路路承認生孩子後有不舍,但她暗暗告訴自己,隻當負責引領一個生命來到世間。
代孕公司出具的供卵志願者體檢項目,自稱賣卵女孩由專門的中介公司或中介個人提供,他們不賺錢差價。
危害
在與代孕公司的接觸中,負責人均表示,供卵者促排、取卵及代媽懷孕分娩過程中發生風險的概率很低,他們會控制在一定範圍内,發生任何安全事故均與客戶無關。
一位捐卵中介也向記者稱,“捐卵”對女性的傷害為藥物刺激,會出現腹水,建議捐卵後買瓶脈動或橙汁,補取維生素的同時多利尿,問題就能輕松解決。
針對這些說法,相關醫學專家給出了不同答案。
“取卵手術對專業要求極高,必須保證取卵的環境是無菌、無塵、恒溫、恒濕,如果達不到操作标準就容易發生術後感染。另外,有些黑中介甚至不上麻藥直接取卵,結果隻能是‘痛到虛脫’。”複旦大學附屬婦産科醫院婦科醫生鄒世恩介紹。
他解釋,正常女性在1個月經周期裡,隻有1個卵泡會發展成熟。而注射促排卵針,或者服用促排卵藥物,會讓其他已經停止生長的卵泡繼續生長,這個過程大約是7-12天。正常的輔助生殖隻會取8到15個左右的卵,“卵子黑市”往往和商業利益挂鈎,以“掠奪式”的方式取卵,恨不得一次取二三十個甚至更多。

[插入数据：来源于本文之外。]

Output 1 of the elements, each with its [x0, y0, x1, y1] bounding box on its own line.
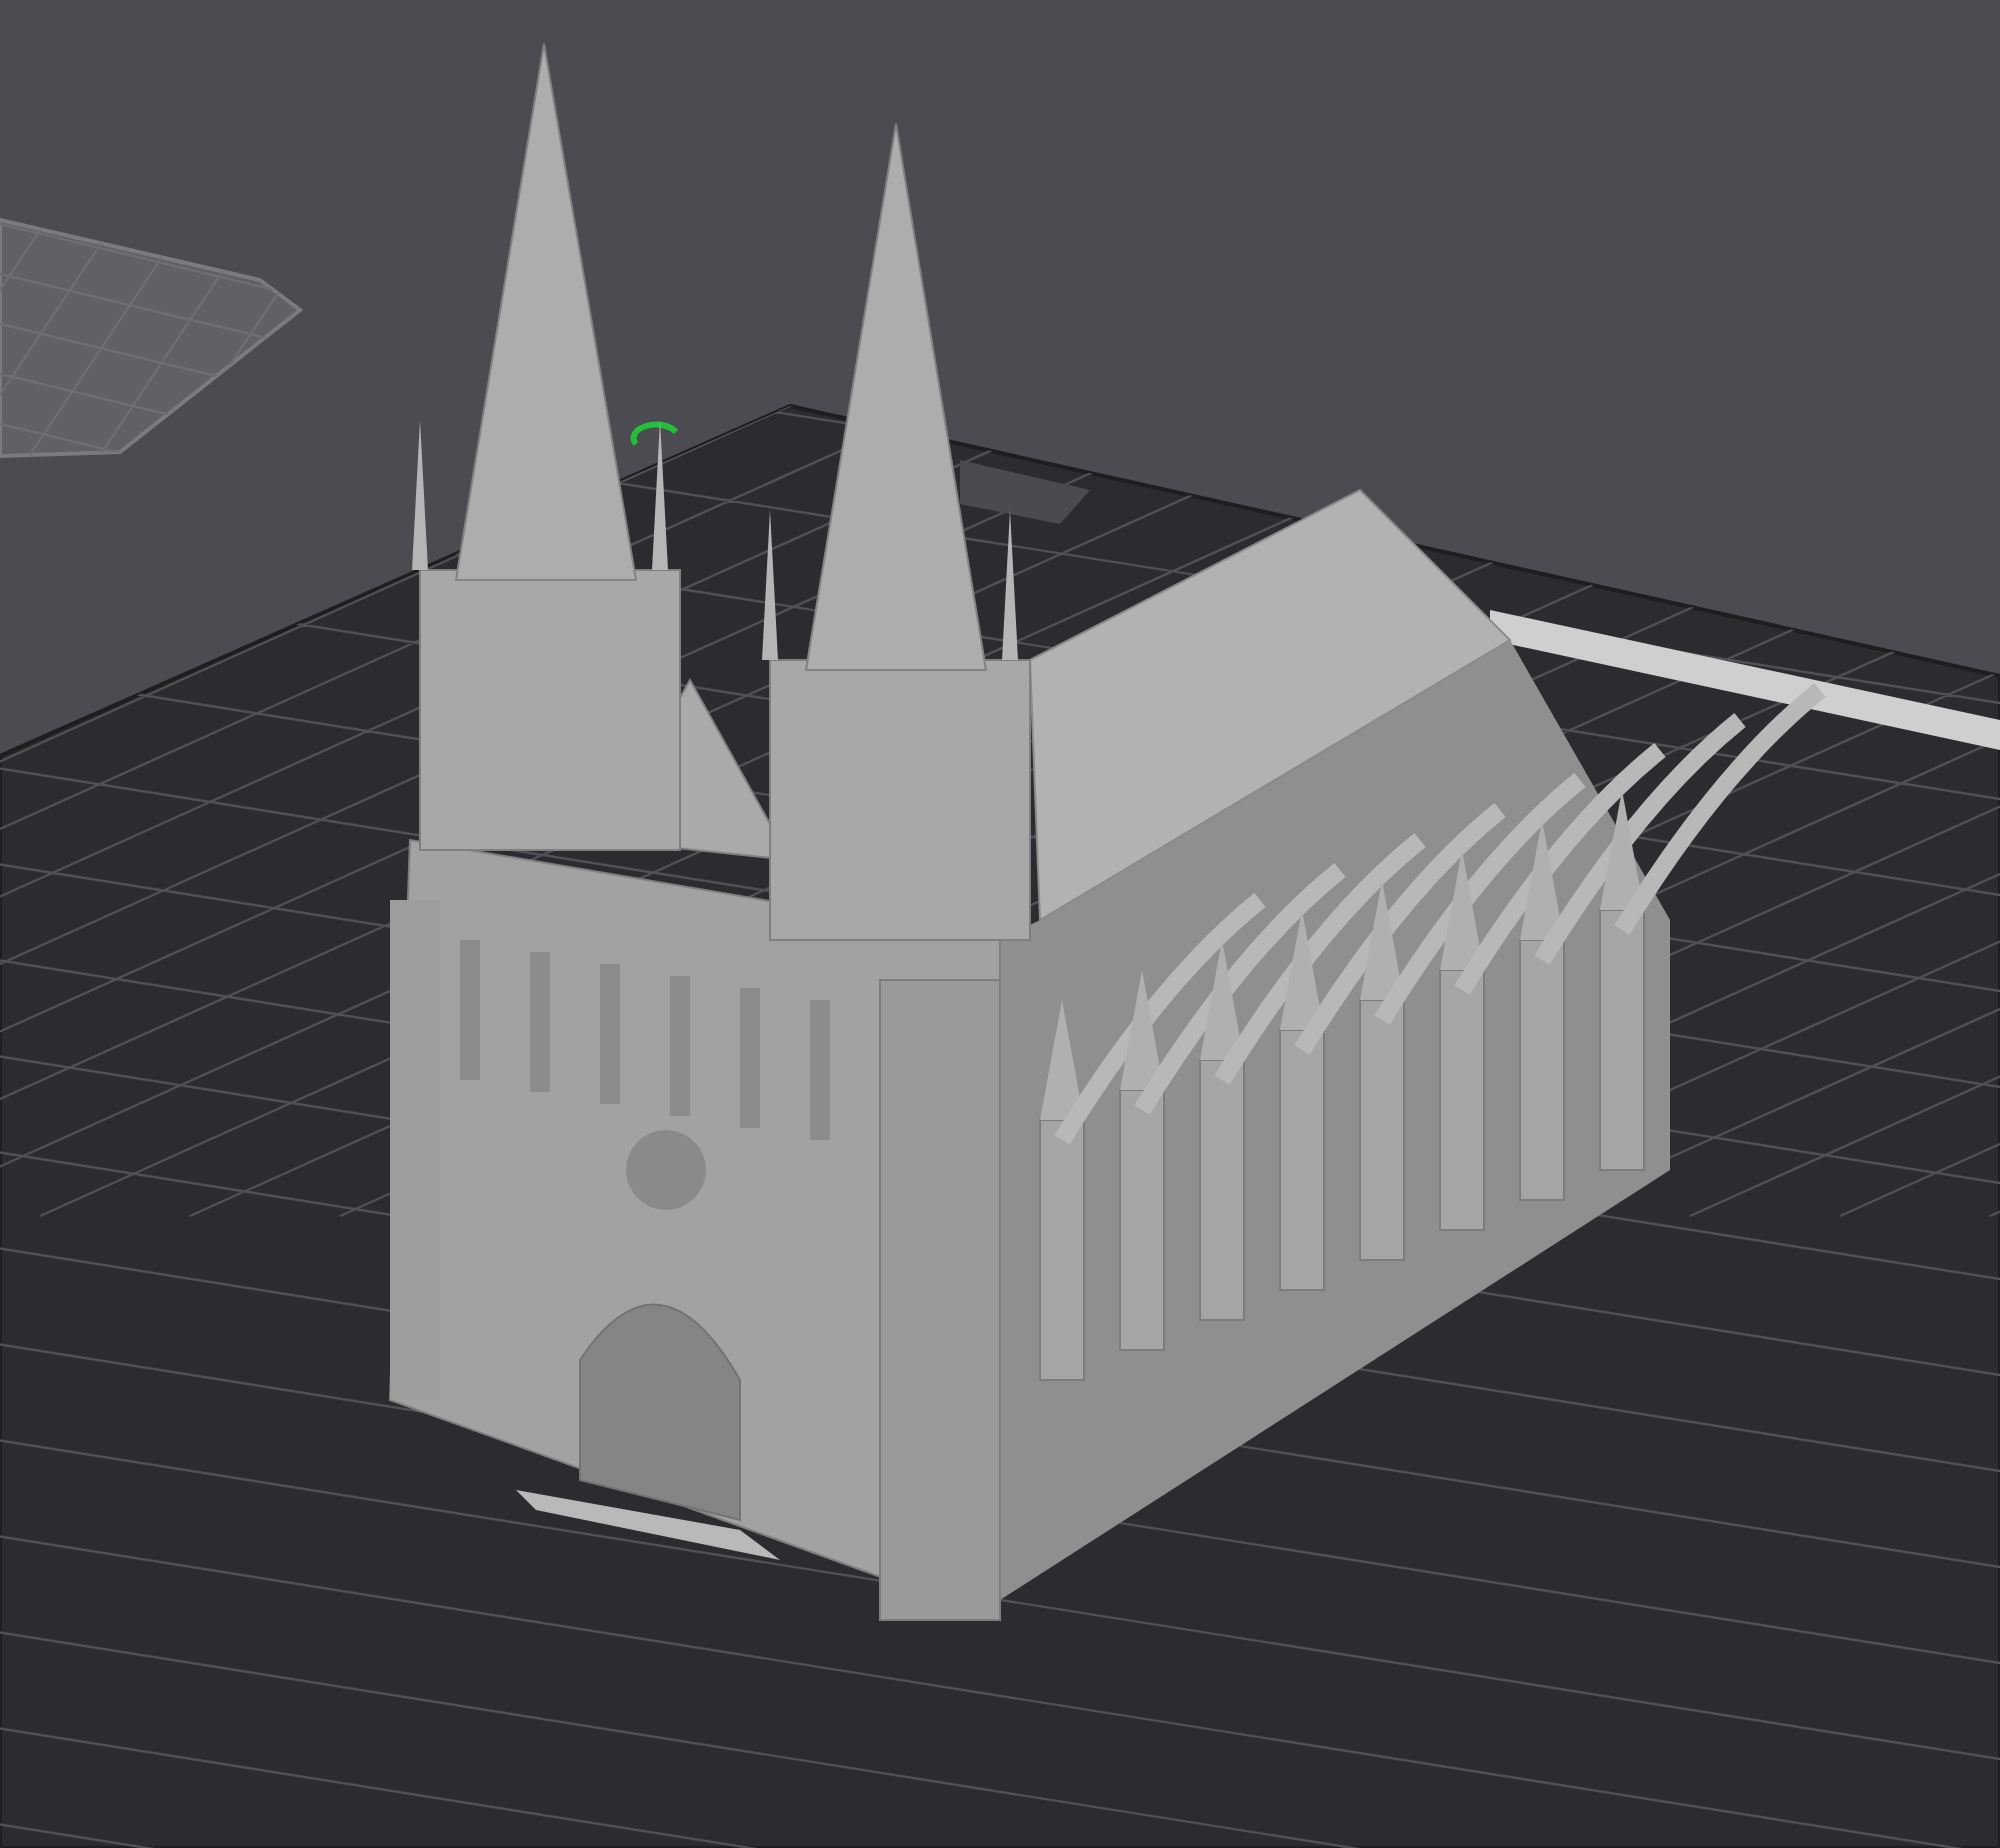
origin-marker-icon [630, 421, 679, 446]
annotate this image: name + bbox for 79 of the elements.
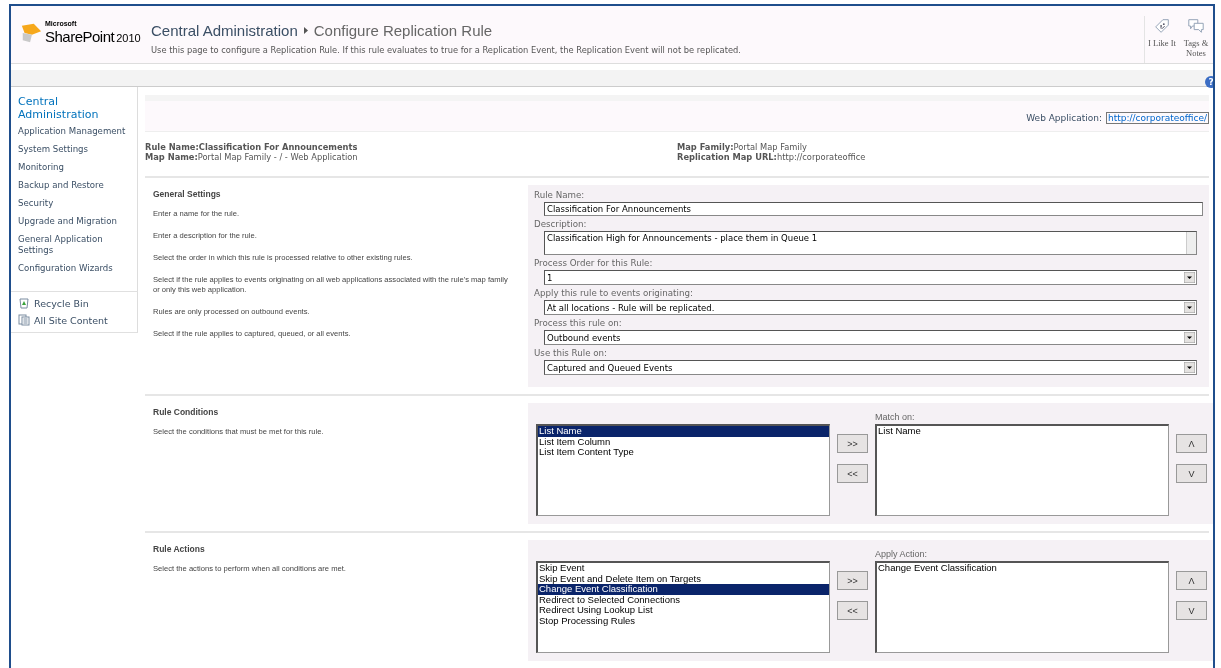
speech-bubbles-icon — [1187, 17, 1205, 35]
available-listbox[interactable]: List Name List Item Column List Item Content Type — [536, 424, 830, 516]
move-down-button[interactable]: V — [1176, 464, 1207, 483]
chosen-listbox[interactable]: Change Event Classification — [875, 561, 1169, 653]
list-option[interactable]: Change Event Classification — [538, 584, 829, 595]
available-listbox[interactable]: Skip Event Skip Event and Delete Item on Targets Change Event Classification Redirect to Selected Connections Redirect Using Lookup List Stop Processing Rules — [536, 561, 830, 653]
move-down-button[interactable]: V — [1176, 601, 1207, 620]
field-label: Process Order for this Rule: — [534, 258, 654, 268]
add-button[interactable]: >> — [837, 571, 868, 590]
dropdown-arrow-icon — [1184, 362, 1195, 373]
sidebar-item[interactable]: Application Management — [18, 126, 136, 137]
dropdown-arrow-icon — [1184, 302, 1195, 313]
product-version: 2010 — [116, 32, 141, 44]
info-label: Map Family: — [677, 142, 734, 152]
sidebar-item[interactable]: Monitoring — [18, 162, 136, 173]
web-application-label: Web Application: — [1026, 112, 1103, 123]
section-title: General Settings — [153, 189, 222, 199]
remove-button[interactable]: << — [837, 464, 868, 483]
social-button[interactable]: Tags & Notes — [1179, 16, 1213, 63]
info-label: Replication Map URL: — [677, 152, 777, 162]
sidebar-item[interactable]: Security — [18, 198, 136, 209]
list-option[interactable]: Stop Processing Rules — [538, 615, 829, 626]
list-option[interactable]: Redirect to Selected Connections — [538, 594, 829, 605]
field-label: Rule Name: — [534, 190, 586, 200]
dropdown[interactable]: Captured and Queued Events — [544, 360, 1197, 375]
breadcrumb-link[interactable]: Central Administration — [151, 22, 298, 39]
info-value: http://corporateoffice — [776, 152, 866, 162]
move-up-button[interactable]: Λ — [1176, 571, 1207, 590]
dropdown[interactable]: 1 — [544, 270, 1197, 285]
list-option[interactable]: List Item Column — [538, 436, 829, 447]
list-option[interactable]: Change Event Classification — [877, 563, 1168, 574]
page-description: Use this page to configure a Replication Rule. If this rule evaluates to true for a Replication Event, the Replication Event will not be replicated. — [151, 45, 742, 55]
info-label: Map Name: — [145, 152, 198, 162]
chosen-list-label: Apply Action: — [875, 549, 929, 560]
product-name: SharePoint — [45, 28, 115, 45]
field-label: Process this rule on: — [534, 318, 623, 328]
sidebar-item[interactable]: Upgrade and Migration — [18, 216, 136, 227]
dropdown[interactable]: At all locations - Rule will be replicated. — [544, 300, 1197, 315]
web-application-link[interactable]: http://corporateoffice/ — [1106, 111, 1209, 124]
info-label: Rule Name: — [145, 142, 199, 152]
recycle-bin-icon — [18, 297, 30, 309]
field-label: Apply this rule to events originating: — [534, 288, 694, 298]
section-title: Rule Actions — [153, 544, 206, 554]
section-title: Rule Conditions — [153, 407, 220, 417]
info-value: Portal Map Family - / - Web Application — [197, 152, 358, 162]
breadcrumb-arrow-icon — [303, 27, 308, 34]
info-value: Portal Map Family — [733, 142, 807, 152]
sidebar-item[interactable]: General Application Settings — [18, 234, 136, 256]
dropdown-arrow-icon — [1184, 272, 1195, 283]
sidebar-heading[interactable]: Central Administration — [18, 95, 128, 121]
text-field[interactable]: Classification For Announcements — [544, 202, 1203, 216]
chosen-listbox[interactable]: List Name — [875, 424, 1169, 516]
scrollbar[interactable] — [1186, 232, 1196, 254]
info-value: Classification For Announcements — [198, 142, 358, 152]
social-button[interactable]: I Like It — [1145, 16, 1179, 63]
list-option[interactable]: Skip Event — [538, 563, 829, 574]
description-field[interactable]: Classification High for Announcements - place them in Queue 1 — [544, 231, 1197, 255]
dropdown-arrow-icon — [1184, 332, 1195, 343]
sidebar-item[interactable]: Configuration Wizards — [18, 263, 136, 274]
help-icon[interactable]: ? — [1205, 76, 1213, 88]
dropdown[interactable]: Outbound events — [544, 330, 1197, 345]
field-label: Description: — [534, 219, 588, 229]
field-label: Use this Rule on: — [534, 348, 609, 358]
list-option[interactable]: List Name — [877, 426, 1168, 437]
list-option[interactable]: List Name — [538, 426, 829, 437]
list-option[interactable]: Redirect Using Lookup List — [538, 605, 829, 616]
page-title: Configure Replication Rule — [313, 22, 493, 39]
smiley-tag-icon — [1153, 17, 1171, 35]
list-option[interactable]: List Item Content Type — [538, 447, 829, 458]
add-button[interactable]: >> — [837, 434, 868, 453]
sidebar-item[interactable]: System Settings — [18, 144, 136, 155]
move-up-button[interactable]: Λ — [1176, 434, 1207, 453]
list-option[interactable]: Skip Event and Delete Item on Targets — [538, 573, 829, 584]
sidebar-link[interactable]: Recycle Bin — [18, 297, 137, 309]
sidebar-link[interactable]: All Site Content — [18, 314, 137, 326]
documents-icon — [18, 314, 30, 326]
remove-button[interactable]: << — [837, 601, 868, 620]
chosen-list-label: Match on: — [875, 412, 916, 423]
sidebar-item[interactable]: Backup and Restore — [18, 180, 136, 191]
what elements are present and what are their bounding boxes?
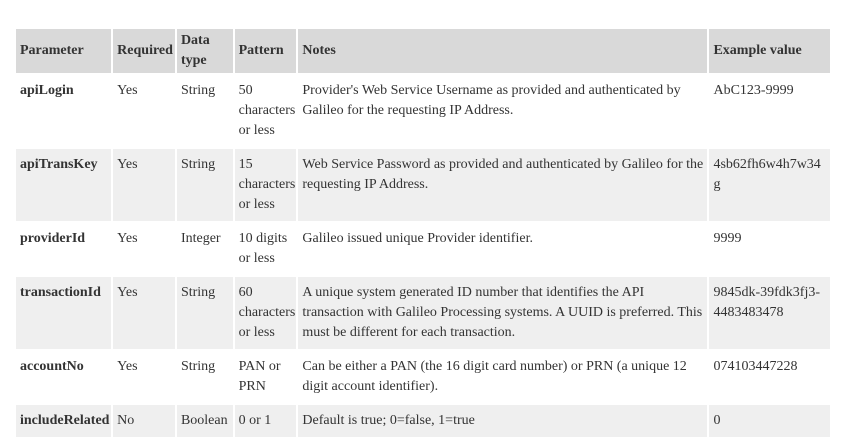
cell-example-value: 9845dk-39fdk3fj3-4483483478 <box>709 277 830 349</box>
cell-parameter: apiTransKey <box>16 149 112 221</box>
header-pattern: Pattern <box>234 29 297 73</box>
cell-pattern: 50 characters or less <box>234 75 297 147</box>
cell-notes: Can be either a PAN (the 16 digit card n… <box>298 351 708 403</box>
cell-data-type: String <box>176 149 233 221</box>
table-header: Parameter Required Data type Pattern Not… <box>16 29 830 73</box>
cell-pattern: 0 or 1 <box>234 405 297 437</box>
parameters-table-container: Parameter Required Data type Pattern Not… <box>14 27 832 439</box>
header-required: Required <box>113 29 175 73</box>
table-row: includeRelated No Boolean 0 or 1 Default… <box>16 405 830 437</box>
cell-pattern: 10 digits or less <box>234 223 297 275</box>
cell-notes: Galileo issued unique Provider identifie… <box>298 223 708 275</box>
table-body: apiLogin Yes String 50 characters or les… <box>16 75 830 437</box>
cell-data-type: Boolean <box>176 405 233 437</box>
cell-pattern: PAN or PRN <box>234 351 297 403</box>
header-row: Parameter Required Data type Pattern Not… <box>16 29 830 73</box>
cell-parameter: transactionId <box>16 277 112 349</box>
table-row: providerId Yes Integer 10 digits or less… <box>16 223 830 275</box>
parameters-table: Parameter Required Data type Pattern Not… <box>14 27 832 439</box>
table-row: apiLogin Yes String 50 characters or les… <box>16 75 830 147</box>
cell-required: Yes <box>113 277 175 349</box>
header-notes: Notes <box>298 29 708 73</box>
cell-example-value: 074103447228 <box>709 351 830 403</box>
cell-pattern: 15 characters or less <box>234 149 297 221</box>
cell-example-value: 9999 <box>709 223 830 275</box>
cell-notes: Provider's Web Service Username as provi… <box>298 75 708 147</box>
cell-parameter: providerId <box>16 223 112 275</box>
cell-data-type: String <box>176 277 233 349</box>
cell-data-type: Integer <box>176 223 233 275</box>
cell-required: Yes <box>113 351 175 403</box>
table-row: accountNo Yes String PAN or PRN Can be e… <box>16 351 830 403</box>
cell-data-type: String <box>176 351 233 403</box>
cell-notes: Web Service Password as provided and aut… <box>298 149 708 221</box>
cell-example-value: 0 <box>709 405 830 437</box>
cell-example-value: AbC123-9999 <box>709 75 830 147</box>
table-row: transactionId Yes String 60 characters o… <box>16 277 830 349</box>
header-example-value: Example value <box>709 29 830 73</box>
cell-required: Yes <box>113 223 175 275</box>
cell-parameter: apiLogin <box>16 75 112 147</box>
cell-required: Yes <box>113 75 175 147</box>
cell-notes: Default is true; 0=false, 1=true <box>298 405 708 437</box>
cell-required: No <box>113 405 175 437</box>
cell-required: Yes <box>113 149 175 221</box>
cell-example-value: 4sb62fh6w4h7w34g <box>709 149 830 221</box>
cell-notes: A unique system generated ID number that… <box>298 277 708 349</box>
table-row: apiTransKey Yes String 15 characters or … <box>16 149 830 221</box>
cell-pattern: 60 characters or less <box>234 277 297 349</box>
header-parameter: Parameter <box>16 29 112 73</box>
cell-data-type: String <box>176 75 233 147</box>
cell-parameter: accountNo <box>16 351 112 403</box>
header-data-type: Data type <box>176 29 233 73</box>
cell-parameter: includeRelated <box>16 405 112 437</box>
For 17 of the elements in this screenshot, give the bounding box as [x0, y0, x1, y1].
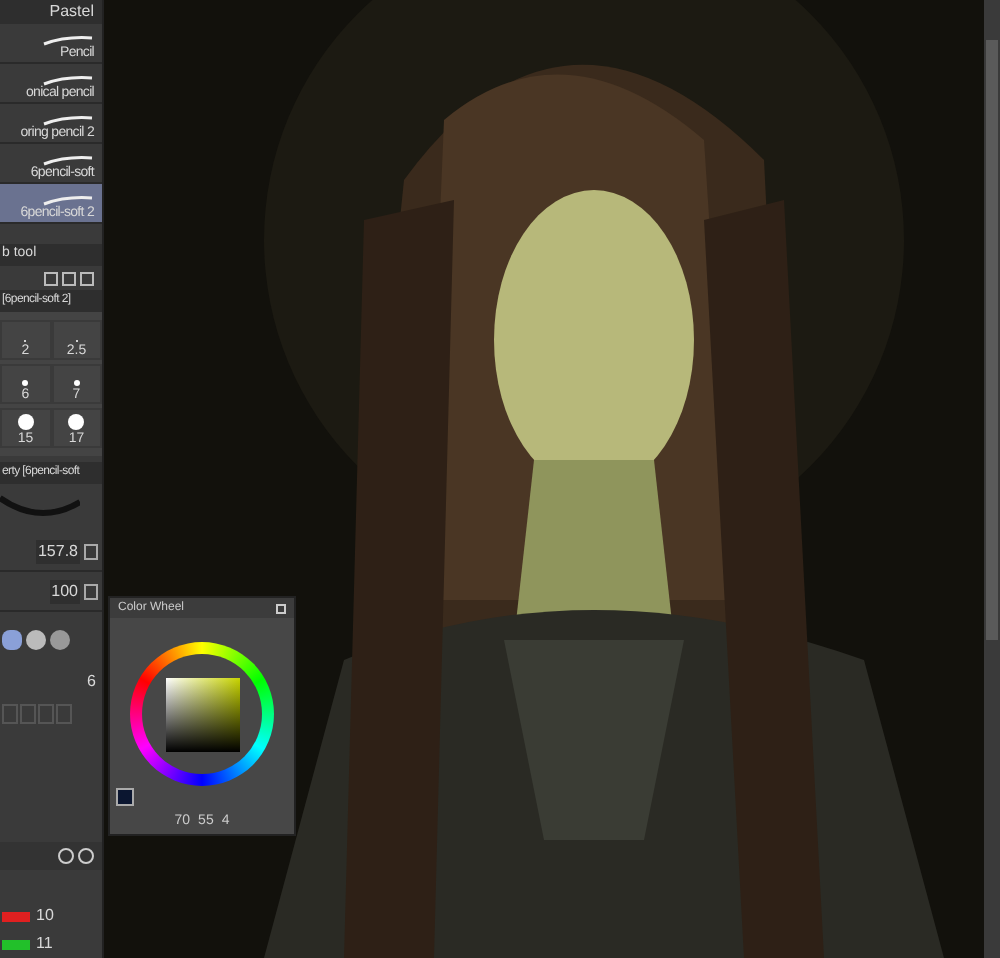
slider-value: 11: [36, 932, 53, 956]
size-field[interactable]: 157.8: [35, 539, 80, 563]
saturation-square[interactable]: [165, 677, 239, 751]
stroke-icon: [42, 76, 94, 86]
color-swatch[interactable]: [116, 788, 134, 806]
brush-group-tab[interactable]: Pastel: [0, 0, 102, 24]
stroke-icon: [42, 36, 94, 46]
stroke-icon: [42, 156, 94, 166]
density-field[interactable]: 6: [87, 670, 96, 694]
clock-icon[interactable]: [58, 848, 74, 864]
close-icon[interactable]: [276, 603, 286, 613]
stroke-icon: [42, 196, 94, 206]
slider-value: 10: [36, 904, 54, 928]
zoom-icon[interactable]: [78, 848, 94, 864]
stroke-preview-icon: [0, 494, 80, 522]
opacity-field[interactable]: 100: [49, 579, 80, 603]
stroke-icon: [42, 116, 94, 126]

為了達到這個目的往往會采取加大用藥劑量的方式,濫用促排卵藥,很可能會出現并發症——卵巢過度刺激綜合征(OHSS)。OHSS主要臨床表現為卵巢囊性增大、毛細血管通透性增加、體液積聚于組織間隙,引起腹腔積液、胸腔積液,伴局部或全身水腫,嚴重時可危及生命。
記者查詢發現,2019年10月,有媒體曝光,廣州醫科大學附屬第三醫院接診了一名18歲卻多次取卵的少女小雅。
因腹脹、腹痛就診後,醫生根據其症狀和各種檢查結果顯示,她患有嚴重卵巢過度刺激綜合征,卵巢大小是正常女性卵巢的4倍。腹腔内出血,導緻了出血性休克症狀和部分卵巢組織壞死等嚴重并發症。
經過醫生積極救治,小雅最終保住了性命,但是由于部分卵巢組織出壞死需切除,可能影響她以後的生育功能。
中介招募賣卵女孩時會列出一些必要條件,要求填寫。在給客戶挑選的過程中,信息可能作假。
至于代媽懷孕和分娩的過程中可能産生的危害,2017年,重慶市婦幼保健院遺傳與生殖研究所副主任醫師鄧華麗與重慶市婦幼保健院副院長黃國甯共同發表的論文介紹,代媽提供的不僅是子宮,懷孕及分娩過程中母體可能出現相應的身體變化,甚至可能出現并發症,是對代孕母親身體的傷害和生命的考驗。
文章介紹,為确保代孕成功率,通常會移植多枚胚胎,多胎率上升,妊娠并發症顯著增加。
研究表明,多胎緻子宮容積過大、宮縮無力、大出血幾率明顯增高;代孕者前置胎盤及胎盤早剝的發生率分别是普通孕婦的2至6倍,妊娠高血壓綜合症、先兆性子痫、膽汁淤積、妊娠劇吐、靜脈血栓栓塞等的發生率較普通孕婦也明顯增高。
此外,為了确保孩子的健康出生,代孕母親多數被迫接受剖腹産,增加了再懷孕時子宮破裂等風險;由于代孕者非本身自然懷孕,故通常需要使用藥物或激素來維持妊娠,即便如此,出現流産、早産的風險還是比正常孕婦更高,并且所使用的藥物不可避免地具有副作用。
“代媽難産緻死亡,懷孕期間死亡,或者導緻此後不育,跟客戶沒關系。”幾家代孕公司負責人均承諾,不要因此擔心。
陳浩透露,此前他們就有個代媽分娩後不能再生育,他們給了一大筆錢作為補償。